On peut diviser les penseurs de la société en trois lignées, “aristocrates”, “démocrates” et “analystes du consentement”, les premiers se réclament du passé, les seconds de l'avenir, les derniers constatent que l'oppression du présent découle de ce qu'on peut nommer, après La Boëtie, la servitude volontaire : la classe des oppresseurs ne peut tenir sa position que par le consentement de celle des opprimés, y compris avec le soutien actif de la classe des oppresseurs par une frange des opprimés. D'un point de vue objectif, on peut décrire la situation d'une société où les positions sociales tendent à se figer comme la superposition de trois sociétés, “élite”, “encadrement” et “plèbe”. La classe intermédiaire a la charge effective du contrôle et de la régulation des communications. Chacune de ces sociétés se divise elle-même en trois classes, celles de commandement, d'encadrement et d'exécution, et dans des sociétés larges ces classes secondaires peuvent à leur tour se subdiviser et même, le doivent quand elles sont vraiment très larges, comme le sont la plupart des sociétés qui se sont constituées en États ces derniers siècles. Une société de pairs n'est envisageable que si elle compte un nombre limité de membres, disons, moins de 20.000, quelque chose de cet ordre, au-delà se pose le problème du contrôle de l'information.

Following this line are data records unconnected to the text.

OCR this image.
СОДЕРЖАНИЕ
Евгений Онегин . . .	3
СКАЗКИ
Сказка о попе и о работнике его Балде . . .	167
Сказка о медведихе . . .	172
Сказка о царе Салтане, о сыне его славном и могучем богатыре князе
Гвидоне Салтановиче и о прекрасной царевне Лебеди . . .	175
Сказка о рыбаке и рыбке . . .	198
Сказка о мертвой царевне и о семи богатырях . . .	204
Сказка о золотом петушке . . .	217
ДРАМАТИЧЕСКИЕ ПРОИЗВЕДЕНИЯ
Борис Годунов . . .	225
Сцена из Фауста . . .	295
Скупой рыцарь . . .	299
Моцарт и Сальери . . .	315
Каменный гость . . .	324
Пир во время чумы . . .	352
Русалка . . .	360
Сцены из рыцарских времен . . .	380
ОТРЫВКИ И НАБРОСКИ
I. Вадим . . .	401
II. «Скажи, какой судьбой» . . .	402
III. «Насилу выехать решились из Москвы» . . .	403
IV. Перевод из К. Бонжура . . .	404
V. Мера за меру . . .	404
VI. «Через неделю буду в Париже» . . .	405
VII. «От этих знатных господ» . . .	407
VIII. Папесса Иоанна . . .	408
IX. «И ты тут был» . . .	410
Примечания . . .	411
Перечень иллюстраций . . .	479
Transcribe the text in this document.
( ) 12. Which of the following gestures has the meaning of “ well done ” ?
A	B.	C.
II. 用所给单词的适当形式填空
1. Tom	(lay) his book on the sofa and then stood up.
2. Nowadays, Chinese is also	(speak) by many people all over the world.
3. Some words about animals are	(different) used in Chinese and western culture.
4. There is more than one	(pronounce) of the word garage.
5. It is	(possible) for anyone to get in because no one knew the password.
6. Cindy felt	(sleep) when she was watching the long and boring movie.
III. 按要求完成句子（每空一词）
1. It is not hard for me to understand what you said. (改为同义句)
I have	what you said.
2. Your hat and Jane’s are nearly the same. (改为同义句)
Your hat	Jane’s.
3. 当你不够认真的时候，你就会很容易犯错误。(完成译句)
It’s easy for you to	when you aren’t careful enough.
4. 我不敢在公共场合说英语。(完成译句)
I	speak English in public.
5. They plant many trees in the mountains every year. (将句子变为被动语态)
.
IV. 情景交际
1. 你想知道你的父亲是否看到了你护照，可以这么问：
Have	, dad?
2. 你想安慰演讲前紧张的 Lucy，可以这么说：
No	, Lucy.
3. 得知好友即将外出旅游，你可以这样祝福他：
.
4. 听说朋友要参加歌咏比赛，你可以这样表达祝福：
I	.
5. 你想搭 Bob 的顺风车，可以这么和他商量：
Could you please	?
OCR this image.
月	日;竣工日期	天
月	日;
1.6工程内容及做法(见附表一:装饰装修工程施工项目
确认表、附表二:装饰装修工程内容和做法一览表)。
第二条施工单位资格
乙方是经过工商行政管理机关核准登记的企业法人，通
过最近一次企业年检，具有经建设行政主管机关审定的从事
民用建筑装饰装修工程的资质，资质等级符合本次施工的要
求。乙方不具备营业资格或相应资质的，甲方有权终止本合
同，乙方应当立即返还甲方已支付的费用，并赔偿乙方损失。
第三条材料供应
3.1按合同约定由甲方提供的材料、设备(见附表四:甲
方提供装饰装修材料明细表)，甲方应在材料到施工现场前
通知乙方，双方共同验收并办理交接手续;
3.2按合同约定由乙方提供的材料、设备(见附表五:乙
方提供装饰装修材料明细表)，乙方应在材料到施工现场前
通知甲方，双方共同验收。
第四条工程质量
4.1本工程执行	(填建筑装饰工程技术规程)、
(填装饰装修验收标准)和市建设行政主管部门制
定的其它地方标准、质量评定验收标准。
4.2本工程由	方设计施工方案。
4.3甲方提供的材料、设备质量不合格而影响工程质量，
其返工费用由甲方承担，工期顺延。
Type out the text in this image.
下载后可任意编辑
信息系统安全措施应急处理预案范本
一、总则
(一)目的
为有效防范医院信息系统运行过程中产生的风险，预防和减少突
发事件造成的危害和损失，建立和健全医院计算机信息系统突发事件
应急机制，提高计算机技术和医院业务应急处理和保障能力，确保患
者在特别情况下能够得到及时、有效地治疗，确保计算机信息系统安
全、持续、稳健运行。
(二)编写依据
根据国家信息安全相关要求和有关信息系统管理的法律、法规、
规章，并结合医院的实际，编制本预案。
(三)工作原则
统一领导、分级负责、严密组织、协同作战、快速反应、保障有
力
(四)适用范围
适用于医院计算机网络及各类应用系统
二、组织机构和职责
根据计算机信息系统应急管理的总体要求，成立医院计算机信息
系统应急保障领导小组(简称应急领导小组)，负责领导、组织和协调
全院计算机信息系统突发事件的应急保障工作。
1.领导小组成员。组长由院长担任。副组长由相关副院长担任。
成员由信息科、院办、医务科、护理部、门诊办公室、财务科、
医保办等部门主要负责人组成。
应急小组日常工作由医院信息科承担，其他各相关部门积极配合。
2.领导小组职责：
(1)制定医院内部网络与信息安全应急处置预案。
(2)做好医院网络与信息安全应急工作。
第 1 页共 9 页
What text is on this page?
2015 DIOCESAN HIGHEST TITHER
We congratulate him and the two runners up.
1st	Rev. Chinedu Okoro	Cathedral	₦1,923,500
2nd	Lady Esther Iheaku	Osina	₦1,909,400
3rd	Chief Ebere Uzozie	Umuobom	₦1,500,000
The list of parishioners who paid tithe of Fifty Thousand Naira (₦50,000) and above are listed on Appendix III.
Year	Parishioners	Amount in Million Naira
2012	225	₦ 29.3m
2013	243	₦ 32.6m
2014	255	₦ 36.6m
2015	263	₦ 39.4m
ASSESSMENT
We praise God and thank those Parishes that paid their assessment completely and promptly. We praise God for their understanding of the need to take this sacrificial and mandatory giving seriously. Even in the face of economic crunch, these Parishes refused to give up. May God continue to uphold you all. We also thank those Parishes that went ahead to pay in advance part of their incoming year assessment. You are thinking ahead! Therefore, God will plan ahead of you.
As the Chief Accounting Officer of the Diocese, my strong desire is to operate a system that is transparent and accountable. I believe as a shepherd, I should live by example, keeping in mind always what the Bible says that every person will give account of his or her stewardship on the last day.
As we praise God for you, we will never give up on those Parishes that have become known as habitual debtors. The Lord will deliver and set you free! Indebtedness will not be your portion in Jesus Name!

Toute les sociétés larges se sont confrontées au cours du temps au même problème : passé une certaine population les positions sociales tendent à se figer. Le temps passant la limite a été étendue et si, donc, une réelle société de pairs ne peut dépasser quelques milliers de membres, les méthodes de contrôle et de régulation se sont améliorées et ont permis d'étendre la base de la parité, qui est la confiance. Dans l'état actuel, des zones aussi larges que l'Union européenne ou que les États-Unis d'Amérique ont en théorie un “niveau de confiance” aussi important que pouvait l'avoir une province de l'antiquité ou de la période féodale. Cette confiance a longtemps été aléatoire, même si une zone aussi large que le fut l'Empire romain au II° siècle de notre ère était censée avoir un niveau de confiance élevé ce ne fut pas si simple ni évident et même aujourd'hui ça ne l'est pas tant et si, en théorie toujours, il devrait désormais être universel, on peut voir notamment qu'au sein même de l'UE ou des États-Unis les entités fédérées ne font pas toujours preuve du niveau de transparence dans la régulation et le contrôle qui certifie un niveau de confiance paritaire. Mais au-delà de ces limites quant à la confiance entre territoires, entre sociétés, se pose la limite existant au sein de chaque société entre élite, encadrement et plèbe et au sein même de ces groupes.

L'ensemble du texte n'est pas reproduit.